07 Mar 2011
In what appears to be a desperate last attempt to disrupt widespread protests and halt civil war, the Libyan authorities appear again to have pulled the plug on all internet communications in and out of the country.
Libya was "abruptly disconnected" from the internet around a fortnight ago after protests flared up against the country's dictator Moamer Kadhafi, according to data from network security firm Arbor Networks.
However, internet services had slowly started coming back online in the intervening period, according to many sources.
As of Thursday afternoon, though, all traffic in and out of the country appears to have been halted again. Data from Google's Transparency Report - which provides information about traffic to Google services around the world - shows a huge drop at 5pm GMT on Thursday with services yet to recover.
Internet monitoring firm Rensys updated in a blog post on Friday. "Our last successful traceroute into Libya was shortly after 16:35 UTC," the firm wrote. "So it looks like this is more than a blip -- radio silence for 12 hours and counting."

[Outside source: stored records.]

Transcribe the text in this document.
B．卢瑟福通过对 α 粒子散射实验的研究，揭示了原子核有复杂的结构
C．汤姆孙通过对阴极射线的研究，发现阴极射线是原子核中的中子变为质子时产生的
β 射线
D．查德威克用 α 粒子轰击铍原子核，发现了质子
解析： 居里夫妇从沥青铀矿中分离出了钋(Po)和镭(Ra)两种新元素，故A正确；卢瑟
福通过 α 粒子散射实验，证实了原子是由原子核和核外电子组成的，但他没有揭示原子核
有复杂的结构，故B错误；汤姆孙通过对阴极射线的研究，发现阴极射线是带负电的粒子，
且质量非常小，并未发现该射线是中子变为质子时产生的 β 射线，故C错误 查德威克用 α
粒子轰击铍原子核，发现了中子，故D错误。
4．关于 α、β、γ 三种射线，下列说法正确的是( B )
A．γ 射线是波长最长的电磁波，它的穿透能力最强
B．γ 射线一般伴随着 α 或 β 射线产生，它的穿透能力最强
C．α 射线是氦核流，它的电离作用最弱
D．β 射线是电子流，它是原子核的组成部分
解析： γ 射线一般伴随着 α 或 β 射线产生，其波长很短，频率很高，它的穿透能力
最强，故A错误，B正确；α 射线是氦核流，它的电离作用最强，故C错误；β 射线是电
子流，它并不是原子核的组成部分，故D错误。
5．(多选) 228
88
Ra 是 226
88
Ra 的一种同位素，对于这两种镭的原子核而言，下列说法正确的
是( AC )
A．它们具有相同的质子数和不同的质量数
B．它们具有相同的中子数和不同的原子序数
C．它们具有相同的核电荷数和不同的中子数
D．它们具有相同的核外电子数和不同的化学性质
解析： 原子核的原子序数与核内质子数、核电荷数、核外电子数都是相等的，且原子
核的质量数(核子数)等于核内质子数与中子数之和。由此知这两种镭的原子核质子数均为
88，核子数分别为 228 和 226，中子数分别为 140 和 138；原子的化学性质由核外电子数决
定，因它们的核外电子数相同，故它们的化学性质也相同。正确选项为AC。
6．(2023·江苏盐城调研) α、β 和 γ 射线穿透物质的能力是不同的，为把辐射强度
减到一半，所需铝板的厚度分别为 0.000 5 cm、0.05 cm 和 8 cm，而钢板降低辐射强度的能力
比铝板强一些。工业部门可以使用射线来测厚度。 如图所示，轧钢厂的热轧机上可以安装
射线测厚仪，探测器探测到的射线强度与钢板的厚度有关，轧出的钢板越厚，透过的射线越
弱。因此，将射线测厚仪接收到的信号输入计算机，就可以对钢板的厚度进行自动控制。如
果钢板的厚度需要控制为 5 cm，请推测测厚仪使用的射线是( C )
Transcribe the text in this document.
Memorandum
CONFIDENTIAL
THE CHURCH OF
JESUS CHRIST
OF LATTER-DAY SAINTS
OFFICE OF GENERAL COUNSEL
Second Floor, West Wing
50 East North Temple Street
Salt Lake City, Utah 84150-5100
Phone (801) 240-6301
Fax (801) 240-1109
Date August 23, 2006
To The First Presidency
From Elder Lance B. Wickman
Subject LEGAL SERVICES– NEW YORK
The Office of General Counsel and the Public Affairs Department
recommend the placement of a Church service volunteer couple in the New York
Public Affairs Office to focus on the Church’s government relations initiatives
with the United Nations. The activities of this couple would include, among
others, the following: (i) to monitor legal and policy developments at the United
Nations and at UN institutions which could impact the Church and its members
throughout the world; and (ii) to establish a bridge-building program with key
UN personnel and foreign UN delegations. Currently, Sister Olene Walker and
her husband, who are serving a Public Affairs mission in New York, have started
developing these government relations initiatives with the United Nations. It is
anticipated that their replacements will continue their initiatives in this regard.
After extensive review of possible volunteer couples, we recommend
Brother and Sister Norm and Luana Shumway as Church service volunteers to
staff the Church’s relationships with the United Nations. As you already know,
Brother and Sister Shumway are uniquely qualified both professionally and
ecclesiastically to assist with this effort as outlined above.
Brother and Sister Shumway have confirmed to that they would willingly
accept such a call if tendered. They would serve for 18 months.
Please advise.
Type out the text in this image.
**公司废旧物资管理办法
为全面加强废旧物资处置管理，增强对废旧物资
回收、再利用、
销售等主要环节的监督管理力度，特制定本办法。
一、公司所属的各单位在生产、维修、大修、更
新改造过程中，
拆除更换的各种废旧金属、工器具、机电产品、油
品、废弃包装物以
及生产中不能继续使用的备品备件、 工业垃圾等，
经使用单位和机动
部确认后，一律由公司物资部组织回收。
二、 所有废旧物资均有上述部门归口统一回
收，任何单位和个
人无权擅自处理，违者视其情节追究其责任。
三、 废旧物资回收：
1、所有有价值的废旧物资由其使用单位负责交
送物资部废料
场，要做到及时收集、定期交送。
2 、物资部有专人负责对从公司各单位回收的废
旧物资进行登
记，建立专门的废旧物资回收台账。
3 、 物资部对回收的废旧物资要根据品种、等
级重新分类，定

It seems likely that the Libyan government is to blame for the outage, being as it controls the country's main ISP Libya Telecom and Technology, whose web site is also offline.
Rik Ferguson, senior security advisor at Trend Micro, agreed that internet traffic is most likely being ‘blackholed'.
"Every Libyan website (by this I mean sites hosted in Libya, www.bit.ly for example is still live) that I tested was unreachable, with traffic simply failing to get a response after the last hop on the internet backbone outside the Libyan address space," he wrote in a blog post.
"The best analogy I can think of is that, although the figurative canal system is still in place to get traffic to the right destination, Libya simply pulled the plug and drained the water."